Global markets have been unusually weak recently. US 10-year Treasury bond yields have moved up through the 3% level, breaking a 30-year downward trend and provoking a circa 7% drop in the FTSE 100 index over the first few days of October. Bond yields are important to markets because they are used to discount the future value of cash flows from investments. All else being equal, higher bond yields or discount rates lower the present value of future cash flows used to value assets.
Higher discount rates are particularly painful for equities that are set to provide returns far into the future. Arguably, the most sensitive assets in the market are fast-growing US tech stocks. These have led the market up in recent years but generally lack a dividend and sit on expensive valuations that rely on widespread confidence in their future growth. This makes them particularly vulnerable to higher discount rates and it is no surprise that such companies have led the market down in recent days.
If we put things in context, market volatility over the last 12 months follows a period of strong gains. As things stand, global GDP growth has slowed a little from its recent peak but still holds at a robust 4% year-on-year.
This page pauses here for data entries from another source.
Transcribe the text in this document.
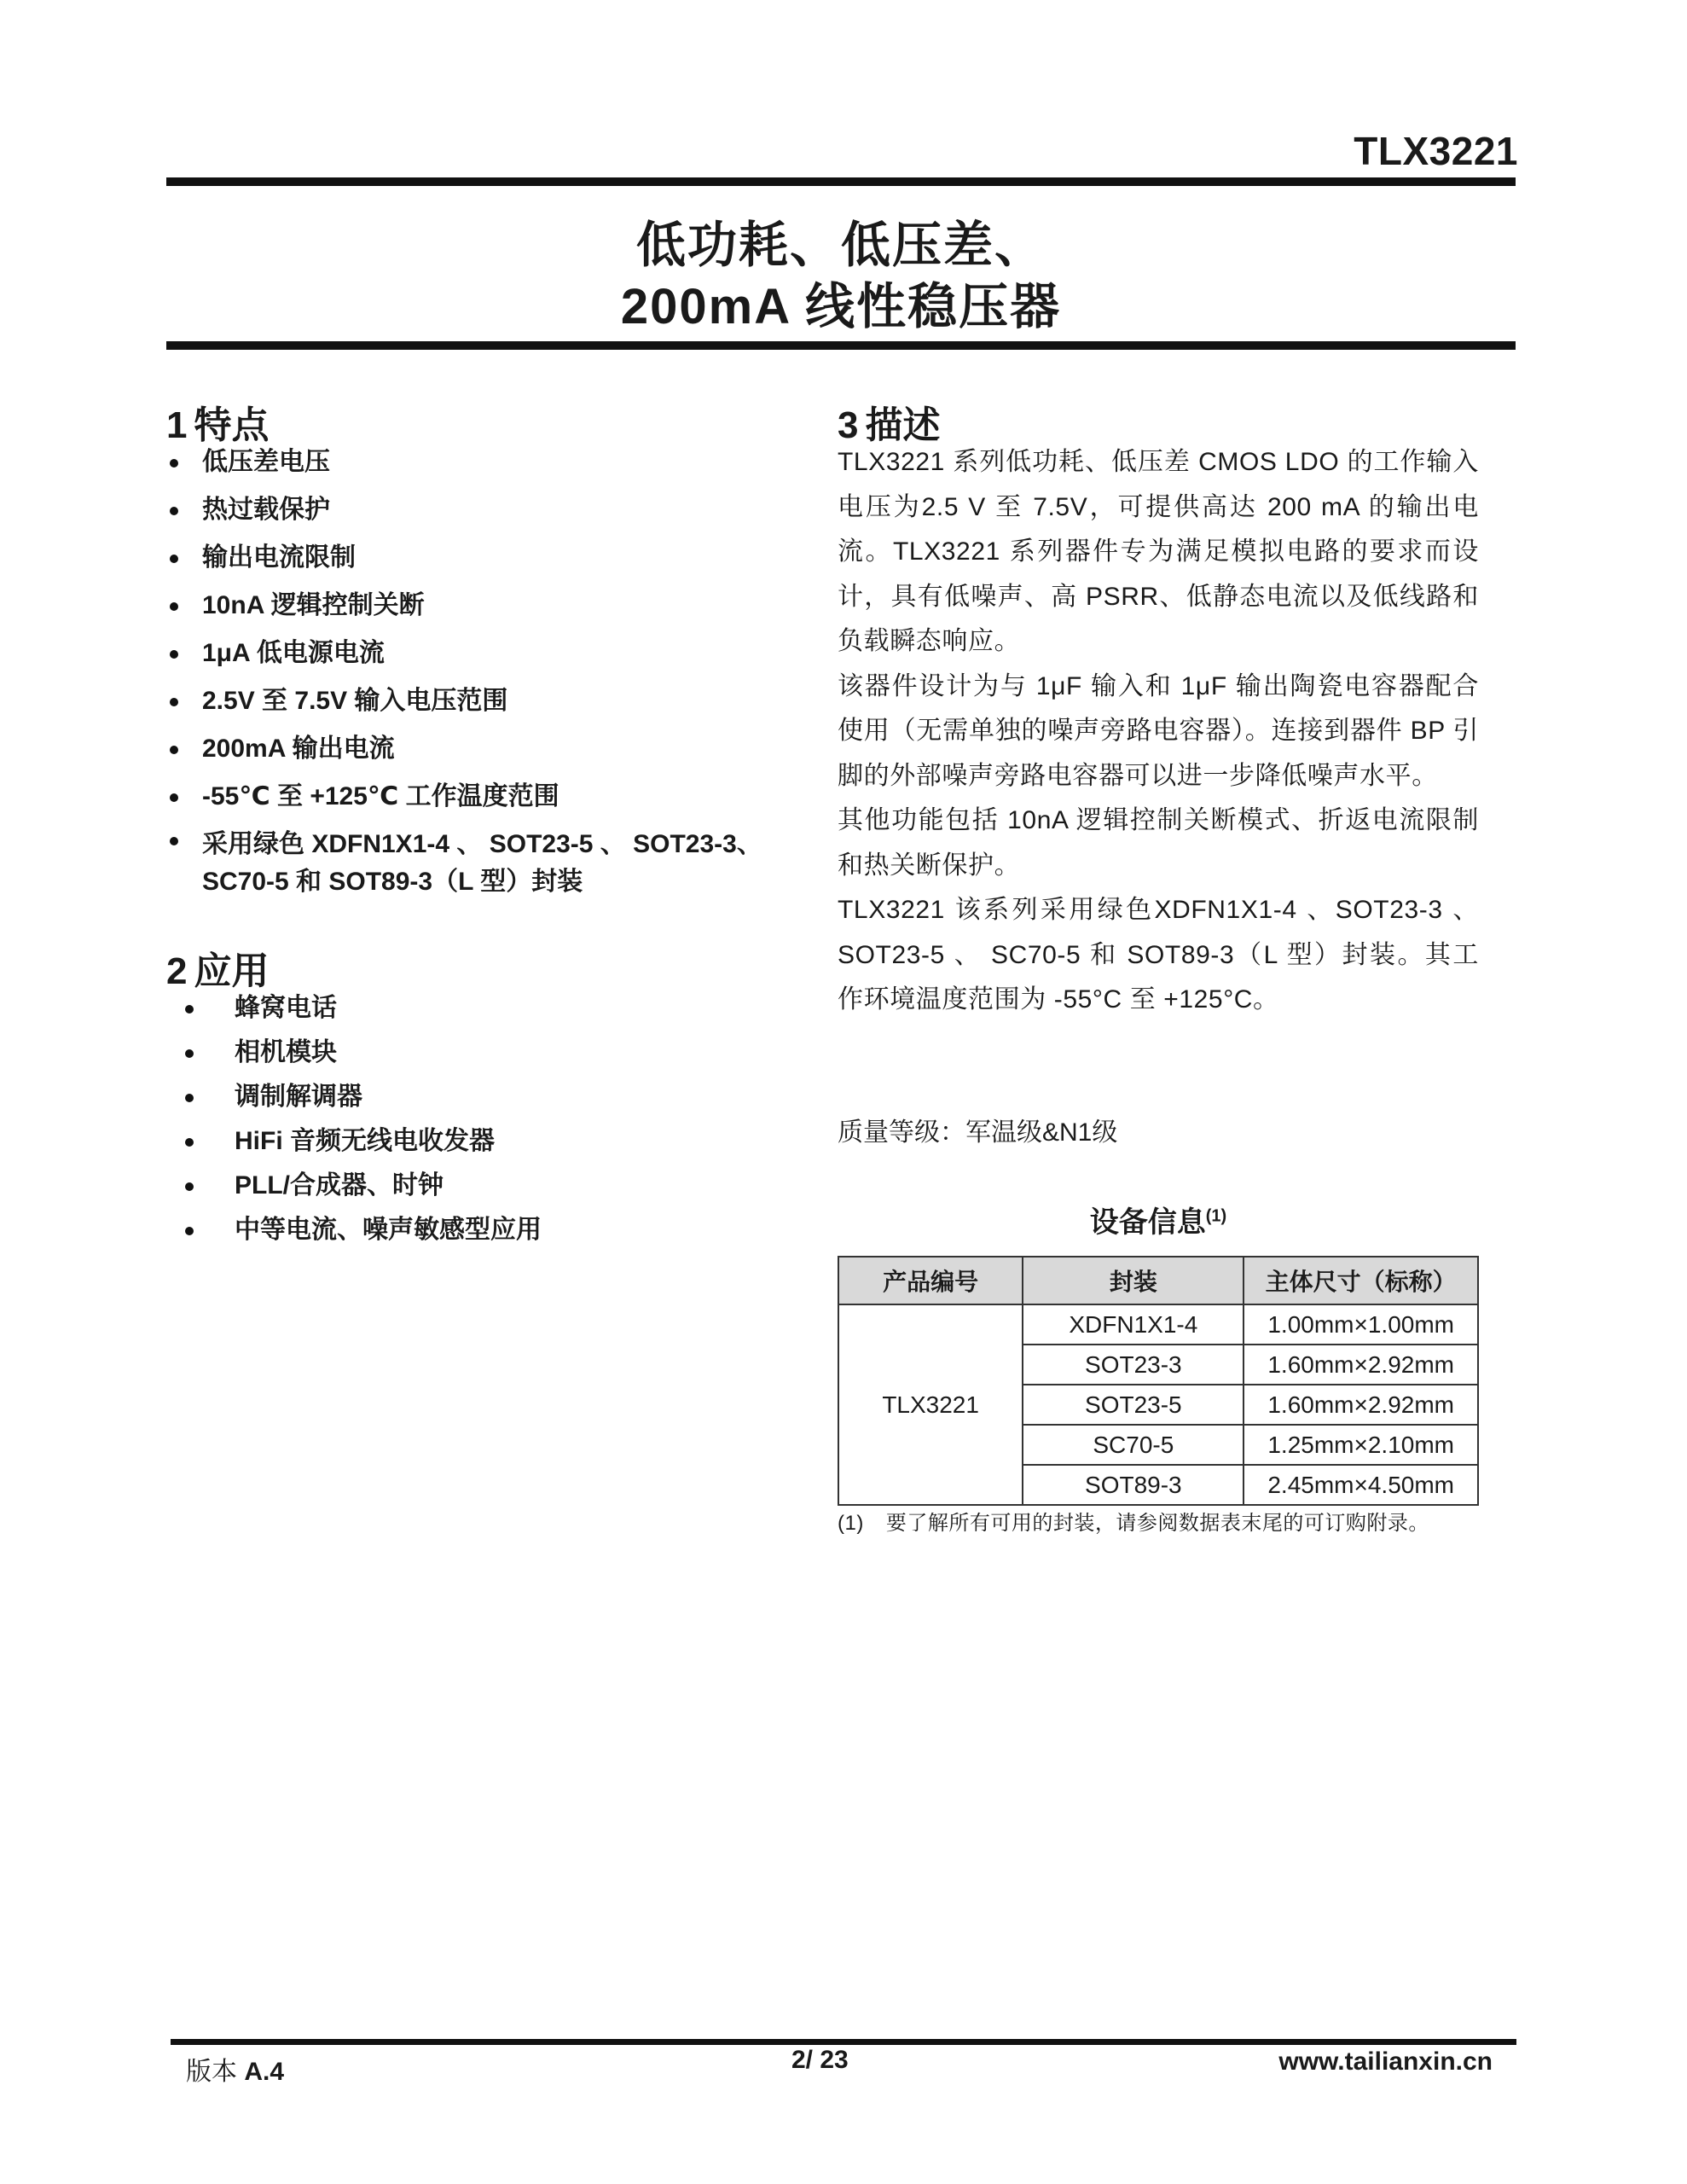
TLX3221
低功耗、低压差、
200mA 线性稳压器
1 特点
低压差电压
热过载保护
输出电流限制
10nA 逻辑控制关断
1μA 低电源电流
2.5V 至 7.5V 输入电压范围
200mA 输出电流
-55℃ 至 +125℃ 工作温度范围
采用绿色 XDFN1X1-4 、 SOT23-5 、 SOT23-3、 SC70-5 和 SOT89-3（L 型）封装
2 应用
蜂窝电话
相机模块
调制解调器
HiFi 音频无线电收发器
PLL/合成器、时钟
中等电流、噪声敏感型应用
3 描述

TLX3221 系列低功耗、低压差 CMOS LDO 的工作输入电压为2.5 V 至 7.5V，可提供高达 200 mA 的输出电流。TLX3221 系列器件专为满足模拟电路的要求而设计，具有低噪声、高 PSRR、低静态电流以及低线路和负载瞬态响应。

该器件设计为与 1μF 输入和 1μF 输出陶瓷电容器配合使用（无需单独的噪声旁路电容器）。连接到器件 BP 引脚的外部噪声旁路电容器可以进一步降低噪声水平。

其他功能包括 10nA 逻辑控制关断模式、折返电流限制和热关断保护。

TLX3221 该系列采用绿色XDFN1X1-4 、SOT23-3 、SOT23-5 、 SC70-5 和 SOT89-3（L 型）封装。其工作环境温度范围为 -55°C 至 +125°C。

质量等级：军温级&N1级
设备信息$^{(1)}$
产品编号	封装	主体尺寸（标称）
TLX3221	XDFN1X1-4	1.00mm×1.00mm
	SOT23-3	1.60mm×2.92mm
	SOT23-5	1.60mm×2.92mm
	SC70-5	1.25mm×2.10mm
	SOT89-3	2.45mm×4.50mm
(1) 要了解所有可用的封装，请参阅数据表末尾的可订购附录。
版本 A.4	2/ 23	www.tailianxin.cn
Despite the odd hiccup, one could argue that global growth should continue to rise over the long term through rising populations, continuing innovation and productivity improvements. In turn, equity markets are the ultimate beneficiaries of this growth.
In the meantime, it is important to remember that volatility is not all bad for long term investors. In particular, it offers the opportunity to take advantage of unusual price swings. The key to long term equity investment remains the ability to stay invested during times of stress.